Here is an example of output.

![alt用テキスト](output_example.png)

## **Scores**

This model achieves the following Dice score on the validation data (our own split from the whole dataset):

Mean Dice = 88.6%

## MONAI Bundle Commands
In addition to the Pythonic APIs, a few command line interfaces (CLI) are provided to interact with the bundle. The CLI supports flexible use cases, such as overriding configs at runtime and predefining arguments in a file.

For more details usage instructions, visit the [MONAI Bundle Configuration Page](https://docs.monai.io/en/latest/config_syntax.html).

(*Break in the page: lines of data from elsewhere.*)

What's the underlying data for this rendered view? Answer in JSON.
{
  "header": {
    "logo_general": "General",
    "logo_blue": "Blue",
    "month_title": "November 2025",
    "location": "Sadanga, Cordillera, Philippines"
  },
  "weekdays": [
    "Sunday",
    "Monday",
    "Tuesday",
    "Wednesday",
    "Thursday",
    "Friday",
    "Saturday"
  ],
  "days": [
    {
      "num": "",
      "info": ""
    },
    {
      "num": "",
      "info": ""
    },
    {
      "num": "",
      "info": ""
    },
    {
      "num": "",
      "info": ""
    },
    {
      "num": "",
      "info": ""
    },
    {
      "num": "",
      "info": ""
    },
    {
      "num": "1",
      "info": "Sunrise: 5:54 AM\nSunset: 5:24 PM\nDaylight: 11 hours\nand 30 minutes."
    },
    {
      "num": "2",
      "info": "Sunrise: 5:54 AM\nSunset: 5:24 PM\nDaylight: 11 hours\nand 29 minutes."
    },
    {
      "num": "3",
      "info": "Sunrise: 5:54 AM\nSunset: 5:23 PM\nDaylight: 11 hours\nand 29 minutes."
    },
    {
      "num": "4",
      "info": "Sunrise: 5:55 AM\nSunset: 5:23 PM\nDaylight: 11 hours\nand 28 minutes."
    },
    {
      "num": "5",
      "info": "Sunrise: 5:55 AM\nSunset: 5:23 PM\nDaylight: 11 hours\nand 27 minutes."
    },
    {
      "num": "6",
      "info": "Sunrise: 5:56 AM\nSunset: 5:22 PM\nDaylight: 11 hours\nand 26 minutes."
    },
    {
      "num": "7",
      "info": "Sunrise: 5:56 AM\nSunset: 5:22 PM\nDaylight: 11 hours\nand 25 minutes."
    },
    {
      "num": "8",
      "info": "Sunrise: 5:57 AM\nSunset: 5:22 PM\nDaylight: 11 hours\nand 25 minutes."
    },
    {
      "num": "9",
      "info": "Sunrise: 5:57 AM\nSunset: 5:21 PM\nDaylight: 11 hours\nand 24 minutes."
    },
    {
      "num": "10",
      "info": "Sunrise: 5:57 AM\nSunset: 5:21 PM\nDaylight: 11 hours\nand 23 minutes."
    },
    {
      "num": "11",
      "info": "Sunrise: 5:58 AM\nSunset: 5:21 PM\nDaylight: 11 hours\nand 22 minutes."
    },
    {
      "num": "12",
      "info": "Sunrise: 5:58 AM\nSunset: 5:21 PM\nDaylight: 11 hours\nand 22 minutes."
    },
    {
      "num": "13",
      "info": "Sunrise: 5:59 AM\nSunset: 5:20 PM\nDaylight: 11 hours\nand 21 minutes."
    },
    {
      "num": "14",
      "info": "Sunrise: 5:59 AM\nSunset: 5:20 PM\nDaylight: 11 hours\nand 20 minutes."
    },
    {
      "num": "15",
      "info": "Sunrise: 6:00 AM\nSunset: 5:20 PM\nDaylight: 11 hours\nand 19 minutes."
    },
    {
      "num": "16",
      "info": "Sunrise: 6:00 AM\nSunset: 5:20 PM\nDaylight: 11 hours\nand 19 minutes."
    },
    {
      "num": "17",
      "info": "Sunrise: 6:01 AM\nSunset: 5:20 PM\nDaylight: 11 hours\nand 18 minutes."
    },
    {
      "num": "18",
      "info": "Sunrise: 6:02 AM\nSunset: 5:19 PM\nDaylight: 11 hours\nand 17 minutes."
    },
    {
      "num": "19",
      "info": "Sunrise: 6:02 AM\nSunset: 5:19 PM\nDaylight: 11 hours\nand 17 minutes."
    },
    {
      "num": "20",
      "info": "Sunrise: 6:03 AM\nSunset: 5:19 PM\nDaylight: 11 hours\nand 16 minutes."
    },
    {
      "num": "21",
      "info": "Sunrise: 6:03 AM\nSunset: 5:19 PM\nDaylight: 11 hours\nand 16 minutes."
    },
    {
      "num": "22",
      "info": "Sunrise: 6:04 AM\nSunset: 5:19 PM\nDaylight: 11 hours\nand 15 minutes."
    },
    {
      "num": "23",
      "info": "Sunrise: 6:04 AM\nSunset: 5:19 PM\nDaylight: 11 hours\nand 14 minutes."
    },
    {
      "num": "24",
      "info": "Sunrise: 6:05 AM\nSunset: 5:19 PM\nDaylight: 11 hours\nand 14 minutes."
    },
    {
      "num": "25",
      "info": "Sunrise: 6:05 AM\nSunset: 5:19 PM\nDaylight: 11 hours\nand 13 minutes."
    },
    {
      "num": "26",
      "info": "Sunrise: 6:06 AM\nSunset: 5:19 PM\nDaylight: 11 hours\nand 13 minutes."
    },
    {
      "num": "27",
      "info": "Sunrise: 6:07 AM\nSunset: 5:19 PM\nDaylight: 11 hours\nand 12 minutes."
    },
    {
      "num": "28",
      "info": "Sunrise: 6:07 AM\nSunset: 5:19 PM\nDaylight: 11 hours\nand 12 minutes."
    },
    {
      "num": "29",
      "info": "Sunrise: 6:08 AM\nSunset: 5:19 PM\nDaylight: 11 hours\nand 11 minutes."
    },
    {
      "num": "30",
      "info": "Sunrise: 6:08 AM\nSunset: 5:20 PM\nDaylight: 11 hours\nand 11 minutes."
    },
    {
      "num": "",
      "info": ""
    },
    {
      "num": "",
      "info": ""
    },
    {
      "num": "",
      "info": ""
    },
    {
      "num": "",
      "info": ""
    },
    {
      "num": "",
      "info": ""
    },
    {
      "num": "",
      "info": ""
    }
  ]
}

#### Execute model searching:

```
python -m scripts.search run --config_file configs/search.yaml
```

#### Execute multi-GPU model searching (recommended):

```
torchrun --nnodes=1 --nproc_per_node=8 -m scripts.search run --config_file configs/search.yaml
```

#### Execute training:

```
python -m monai.bundle run --config_file configs/train.yaml
```

Please note that if the default dataset path is not modified with the actual path in the bundle config files, you can also override it by using `--dataset_dir`:

```
python -m monai.bundle run --config_file configs/train.yaml
```

#### Override the `train` config to execute multi-GPU training:

```
torchrun --nnodes=1 --nproc_per_node=8 \
     -m scripts.search run \
     --config_file configs/search.yaml
```

#### Override the `train` config to execute evaluation with the trained model:

```
python -m monai.bundle run \
    --config_file "['configs/train.yaml','configs/evaluate.yaml']"
```

#### Execute inference:
```
python -m monai.bundle run --config_file configs/inference.yaml
```


#### Export checkpoint for TorchScript:

```
python -m monai.bundle ckpt_export network_def --filepath models/model.ts --ckpt_file models/model.pt --meta_file configs/metadata.json --config_file configs/inference.yaml
```

#### Execute inference with the TensorRT model:

```
python -m monai.bundle run --config_file "['configs/inference.yaml', 'configs/inference_trt.yaml']"
```


## **References**

[1] He, Y., Yang, D., Roth, H., Zhao, C. and Xu, D., 2021. Dints: Differentiable neural network topology search for 3d medical image segmentation. In Proceedings of the IEEE/CVF Conference on Computer Vision and Pattern Recognition (pp. 5841-5850).

​
[2] Roth, Holger R., et al. "A multi-scale pyramid of 3D fully convolutional networks for abdominal multi-organ segmentation." International conference on medical image computing and computer-assisted intervention. Springer, Cham, 2018.
​

[3] Shen, Chen, et al. "Effective hyperparameter optimization with proxy data for multi-organ segmentation." Medical Imaging 2022: Image Processing. Vol. 12032. SPIE, 2022.



## **License**
The Licensee is not allowed to distribute or make the model to any third party, either for free or for a fee. Reverse engineering of the model is not allowed. This includes, but is not limited to, providing the model as part of a commercial offering, sharing the model on a public or private network, or making the model available for download on the Internet.